A Nigerian teenager sentenced last year to 10 years in jail for “blasphemy” by an Islamic Shariah court had his sentence overturned on Thursday by a court in the country’s north.
“The judgement of the Shariah court is hereby nullified for lack of credibility and considering the appellant is a minor,” the Kano State appeals court said in a judgement.
Aged just 13 when he was sentenced, Umar Farouk “is hereby discharged and acquitted,” it added.
The court, applying Islamic Shariah law, which is enforced in some Muslim-majority states in northern Nigeria, had sentenced Farouk to 10 years’ forced labor after convicting him of blaspheming during an argument with a friend.
Its ruling sparked international condemnation from governments and rights groups.
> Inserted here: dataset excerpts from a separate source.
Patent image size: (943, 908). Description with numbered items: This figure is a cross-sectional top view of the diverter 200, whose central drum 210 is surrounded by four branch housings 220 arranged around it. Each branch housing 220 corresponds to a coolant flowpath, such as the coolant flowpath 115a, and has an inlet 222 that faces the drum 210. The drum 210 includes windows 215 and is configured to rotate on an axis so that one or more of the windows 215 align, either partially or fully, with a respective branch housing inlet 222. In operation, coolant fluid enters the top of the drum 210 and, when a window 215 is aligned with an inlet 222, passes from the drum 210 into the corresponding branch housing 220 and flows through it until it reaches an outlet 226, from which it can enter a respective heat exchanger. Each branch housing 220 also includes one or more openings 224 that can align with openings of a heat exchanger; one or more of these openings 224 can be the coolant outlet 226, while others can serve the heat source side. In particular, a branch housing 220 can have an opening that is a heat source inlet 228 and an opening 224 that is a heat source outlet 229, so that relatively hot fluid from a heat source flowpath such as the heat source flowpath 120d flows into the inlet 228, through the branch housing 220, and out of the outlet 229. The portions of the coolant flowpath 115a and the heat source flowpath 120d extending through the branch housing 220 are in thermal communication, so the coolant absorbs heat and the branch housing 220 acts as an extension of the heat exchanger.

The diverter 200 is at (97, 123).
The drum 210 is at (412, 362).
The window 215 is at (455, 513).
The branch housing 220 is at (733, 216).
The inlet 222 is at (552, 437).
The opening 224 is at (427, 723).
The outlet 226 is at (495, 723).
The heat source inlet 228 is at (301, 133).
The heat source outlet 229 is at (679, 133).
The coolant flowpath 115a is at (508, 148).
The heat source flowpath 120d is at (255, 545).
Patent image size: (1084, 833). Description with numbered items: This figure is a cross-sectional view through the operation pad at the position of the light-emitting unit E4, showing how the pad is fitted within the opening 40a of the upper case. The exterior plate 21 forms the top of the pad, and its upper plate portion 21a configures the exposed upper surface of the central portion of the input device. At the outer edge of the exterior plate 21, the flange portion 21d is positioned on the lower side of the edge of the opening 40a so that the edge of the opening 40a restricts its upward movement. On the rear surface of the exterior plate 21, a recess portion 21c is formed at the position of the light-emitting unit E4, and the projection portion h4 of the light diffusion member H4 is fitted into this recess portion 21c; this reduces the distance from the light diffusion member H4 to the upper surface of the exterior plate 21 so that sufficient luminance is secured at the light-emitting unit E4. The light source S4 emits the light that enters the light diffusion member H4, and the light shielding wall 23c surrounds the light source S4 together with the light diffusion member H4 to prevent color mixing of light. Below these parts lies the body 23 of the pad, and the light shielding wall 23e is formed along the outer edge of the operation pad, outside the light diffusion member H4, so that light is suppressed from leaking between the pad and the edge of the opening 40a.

The US in December last year designated Nigeria a “country of particular concern” over religious freedom.
Also on Thursday, the Kano court ordered a retrial for a 22-year-old musician, Yahaya Aminu Sherif.
He had been sentenced to death by the same Shariah court for blaspheming against the Prophet Mohammed in a song.
Sherif did not have legal representation during his trial, the Kano court found, adding that he should be tried by a different judge.
In March last year, people marched in Kano when his song was released, burning his family home and calling for his arrest.
Sherif’s death sentence was the second issued for blasphemy since the adoption of Shariah law in several northern Nigerian states in the early 2000s, with Islamic courts operating in parallel to the state justice system.
Abdul Nyass, who belonged to the same Sufi order as Sherif, was convicted of blasphemy by a Kano Shariah court in 2015.